Contributors juliantap netapp-bcammett

To create or manage an FSx for ONTAP working environment, you need to add AWS credentials to BlueXP by providing the ARN of an IAM role that gives BlueXP the permissions needed to create an FSx for ONTAP working environment.

Set up the IAM role

Set up an IAM role that enables BlueXP to assume the role.

Steps
  1. Go to the IAM console in the target account.

  2. Grant BlueXP access to the AWS account. Under Access Management, click Roles > Create Role and follow the steps to create the role.
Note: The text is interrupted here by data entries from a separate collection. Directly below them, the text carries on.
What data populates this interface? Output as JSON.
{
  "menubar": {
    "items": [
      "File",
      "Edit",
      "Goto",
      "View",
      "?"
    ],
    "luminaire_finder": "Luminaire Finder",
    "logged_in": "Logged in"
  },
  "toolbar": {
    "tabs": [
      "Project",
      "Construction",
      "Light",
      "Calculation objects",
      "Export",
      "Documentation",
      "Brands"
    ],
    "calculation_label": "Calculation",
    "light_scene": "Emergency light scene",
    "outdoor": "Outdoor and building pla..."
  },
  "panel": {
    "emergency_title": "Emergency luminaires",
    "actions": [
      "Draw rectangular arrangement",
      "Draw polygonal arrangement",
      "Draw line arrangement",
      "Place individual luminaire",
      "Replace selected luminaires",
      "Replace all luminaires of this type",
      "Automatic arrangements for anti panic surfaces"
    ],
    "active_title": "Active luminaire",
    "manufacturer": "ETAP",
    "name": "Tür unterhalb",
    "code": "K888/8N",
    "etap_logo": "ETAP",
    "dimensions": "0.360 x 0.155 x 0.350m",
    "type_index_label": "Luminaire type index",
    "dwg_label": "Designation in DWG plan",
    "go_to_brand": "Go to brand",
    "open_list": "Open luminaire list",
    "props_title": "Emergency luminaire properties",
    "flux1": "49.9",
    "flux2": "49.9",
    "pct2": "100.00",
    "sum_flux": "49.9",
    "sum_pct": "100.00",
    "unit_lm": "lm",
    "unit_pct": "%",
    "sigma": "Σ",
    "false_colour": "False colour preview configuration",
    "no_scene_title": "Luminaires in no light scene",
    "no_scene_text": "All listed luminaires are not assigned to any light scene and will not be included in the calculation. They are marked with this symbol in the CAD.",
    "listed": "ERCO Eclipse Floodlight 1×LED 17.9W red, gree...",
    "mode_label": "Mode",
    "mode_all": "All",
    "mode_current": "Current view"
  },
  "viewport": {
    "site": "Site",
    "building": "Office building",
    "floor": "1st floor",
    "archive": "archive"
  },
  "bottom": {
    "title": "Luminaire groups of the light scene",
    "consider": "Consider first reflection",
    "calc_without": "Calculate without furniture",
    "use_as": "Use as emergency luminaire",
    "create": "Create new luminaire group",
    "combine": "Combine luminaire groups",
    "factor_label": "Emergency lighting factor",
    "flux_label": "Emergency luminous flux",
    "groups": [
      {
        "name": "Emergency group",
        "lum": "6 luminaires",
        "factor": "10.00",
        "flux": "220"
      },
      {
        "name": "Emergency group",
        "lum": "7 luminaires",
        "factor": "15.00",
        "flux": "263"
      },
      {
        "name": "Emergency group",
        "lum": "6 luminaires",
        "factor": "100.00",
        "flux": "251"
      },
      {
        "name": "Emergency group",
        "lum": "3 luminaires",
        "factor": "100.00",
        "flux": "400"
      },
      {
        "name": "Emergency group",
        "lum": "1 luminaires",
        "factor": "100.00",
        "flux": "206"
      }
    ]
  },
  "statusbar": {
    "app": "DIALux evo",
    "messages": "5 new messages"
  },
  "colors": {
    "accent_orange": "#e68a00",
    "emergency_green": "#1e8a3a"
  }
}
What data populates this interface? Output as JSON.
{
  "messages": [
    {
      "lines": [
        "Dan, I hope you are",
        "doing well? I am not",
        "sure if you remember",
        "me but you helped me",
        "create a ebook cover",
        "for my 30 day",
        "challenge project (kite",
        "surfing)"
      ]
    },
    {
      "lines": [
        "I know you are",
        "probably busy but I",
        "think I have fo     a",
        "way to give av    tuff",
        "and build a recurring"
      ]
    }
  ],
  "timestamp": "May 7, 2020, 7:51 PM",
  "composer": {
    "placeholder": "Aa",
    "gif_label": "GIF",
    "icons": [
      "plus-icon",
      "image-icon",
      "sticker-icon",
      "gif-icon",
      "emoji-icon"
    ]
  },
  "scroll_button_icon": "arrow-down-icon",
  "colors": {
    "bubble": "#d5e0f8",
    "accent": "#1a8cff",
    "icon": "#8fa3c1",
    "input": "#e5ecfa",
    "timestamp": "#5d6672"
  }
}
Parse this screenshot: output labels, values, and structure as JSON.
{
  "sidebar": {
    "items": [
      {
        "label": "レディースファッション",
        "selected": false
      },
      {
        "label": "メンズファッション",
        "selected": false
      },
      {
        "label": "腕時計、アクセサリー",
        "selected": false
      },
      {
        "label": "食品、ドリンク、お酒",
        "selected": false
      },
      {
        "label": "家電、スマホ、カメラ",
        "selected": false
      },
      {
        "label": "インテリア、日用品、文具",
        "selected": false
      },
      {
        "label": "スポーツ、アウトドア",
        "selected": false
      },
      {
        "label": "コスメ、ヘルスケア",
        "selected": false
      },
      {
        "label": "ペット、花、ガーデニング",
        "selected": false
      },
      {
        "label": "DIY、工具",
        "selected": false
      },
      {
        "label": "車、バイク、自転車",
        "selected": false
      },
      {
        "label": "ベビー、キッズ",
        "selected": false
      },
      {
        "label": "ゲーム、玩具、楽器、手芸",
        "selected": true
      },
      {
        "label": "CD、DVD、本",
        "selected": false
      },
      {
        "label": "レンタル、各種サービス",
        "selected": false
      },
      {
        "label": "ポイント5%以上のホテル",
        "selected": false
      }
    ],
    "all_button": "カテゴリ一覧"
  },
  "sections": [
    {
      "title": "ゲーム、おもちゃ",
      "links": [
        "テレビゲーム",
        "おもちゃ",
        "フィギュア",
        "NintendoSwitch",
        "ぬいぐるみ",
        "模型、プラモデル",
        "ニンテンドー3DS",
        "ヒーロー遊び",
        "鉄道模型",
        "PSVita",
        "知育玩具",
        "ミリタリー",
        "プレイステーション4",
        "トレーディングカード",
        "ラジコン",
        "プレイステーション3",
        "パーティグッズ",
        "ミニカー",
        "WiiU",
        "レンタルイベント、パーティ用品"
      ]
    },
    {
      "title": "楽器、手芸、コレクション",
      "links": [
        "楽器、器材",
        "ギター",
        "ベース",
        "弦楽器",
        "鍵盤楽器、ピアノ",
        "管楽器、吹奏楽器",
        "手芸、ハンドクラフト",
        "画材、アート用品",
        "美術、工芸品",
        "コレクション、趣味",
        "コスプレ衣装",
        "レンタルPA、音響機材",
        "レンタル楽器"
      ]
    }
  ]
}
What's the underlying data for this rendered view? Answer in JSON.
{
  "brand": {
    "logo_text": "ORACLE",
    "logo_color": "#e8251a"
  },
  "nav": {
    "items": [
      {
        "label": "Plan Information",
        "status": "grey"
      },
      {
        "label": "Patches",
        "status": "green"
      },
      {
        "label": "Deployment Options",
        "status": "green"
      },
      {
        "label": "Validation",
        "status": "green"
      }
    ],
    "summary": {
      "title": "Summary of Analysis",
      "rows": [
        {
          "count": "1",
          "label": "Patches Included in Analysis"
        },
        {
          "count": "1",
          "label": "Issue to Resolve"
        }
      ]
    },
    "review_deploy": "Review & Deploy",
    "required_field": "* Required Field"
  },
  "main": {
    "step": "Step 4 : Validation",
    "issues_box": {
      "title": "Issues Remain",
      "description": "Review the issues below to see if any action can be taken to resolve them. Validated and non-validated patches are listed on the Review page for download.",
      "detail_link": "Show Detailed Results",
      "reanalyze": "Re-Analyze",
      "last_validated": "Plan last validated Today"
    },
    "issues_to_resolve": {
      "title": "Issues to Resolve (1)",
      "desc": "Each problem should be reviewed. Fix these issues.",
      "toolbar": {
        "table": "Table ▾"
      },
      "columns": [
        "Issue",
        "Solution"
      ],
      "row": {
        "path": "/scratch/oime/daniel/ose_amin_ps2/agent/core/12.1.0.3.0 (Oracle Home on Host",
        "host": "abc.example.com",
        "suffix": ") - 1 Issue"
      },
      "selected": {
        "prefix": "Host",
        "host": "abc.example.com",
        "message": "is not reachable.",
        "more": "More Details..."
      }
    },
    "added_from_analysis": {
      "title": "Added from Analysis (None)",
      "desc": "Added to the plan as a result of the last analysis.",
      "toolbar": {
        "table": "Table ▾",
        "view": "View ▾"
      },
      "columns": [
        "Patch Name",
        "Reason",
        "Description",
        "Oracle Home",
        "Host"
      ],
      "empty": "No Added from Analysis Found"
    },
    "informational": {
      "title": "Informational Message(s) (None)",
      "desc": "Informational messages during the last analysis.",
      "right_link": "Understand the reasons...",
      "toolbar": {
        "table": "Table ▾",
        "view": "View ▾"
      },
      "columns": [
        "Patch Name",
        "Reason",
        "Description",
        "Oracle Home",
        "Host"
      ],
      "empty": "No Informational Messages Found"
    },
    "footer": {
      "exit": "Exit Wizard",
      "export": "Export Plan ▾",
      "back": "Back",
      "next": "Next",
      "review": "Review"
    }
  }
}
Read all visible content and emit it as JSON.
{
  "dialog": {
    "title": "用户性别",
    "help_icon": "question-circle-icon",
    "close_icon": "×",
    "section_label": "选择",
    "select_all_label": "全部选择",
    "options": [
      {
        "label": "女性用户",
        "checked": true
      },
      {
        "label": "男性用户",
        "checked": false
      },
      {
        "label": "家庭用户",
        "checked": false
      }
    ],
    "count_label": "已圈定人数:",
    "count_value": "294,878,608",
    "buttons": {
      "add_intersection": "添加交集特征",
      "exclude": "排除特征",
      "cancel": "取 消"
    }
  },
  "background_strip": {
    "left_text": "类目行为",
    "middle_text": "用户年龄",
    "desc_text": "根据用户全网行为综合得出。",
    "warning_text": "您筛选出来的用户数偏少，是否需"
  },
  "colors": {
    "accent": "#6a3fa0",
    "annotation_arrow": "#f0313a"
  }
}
    • Under Trusted entity type, select AWS account.

    • Select Another AWS account and enter the BlueXP Account ID:

      • For BlueXP SaaS: 952013314444

      • For AWS GovCloud (US): 033442085313

        Note For increased security, we suggest you specify an External ID. To access your AWS account, BlueXP will have to provide the role ARN (Amazon Resource Name) and the external ID you specified. This prevents the confused deputy problem.
  3. Create a policy that includes the following required minimum permissions and optional permissions, as needed.

    Required permissions

    The following minimum permissions are required to allow BlueXP to create your FSx for NetApp ONTAP file system.

    {
        "Version": "2012-10-17",
        "Statement": [
            {
                "Sid": "VisualEditor0",
                "Effect": "Allow",
                "Action": [
                    "fsx:*",
                    "ec2:Describe*",
                    "ec2:CreateTags",
                    "iam:CreateServiceLinkedRole",
                    "kms:Describe*",
                    "kms:List*",
                    "kms:CreateGrant"
                ],
                "Resource": "*"
            }
        ]
    }
    Automatic capacity

    The following additional permissions are required to enable automatic capacity management.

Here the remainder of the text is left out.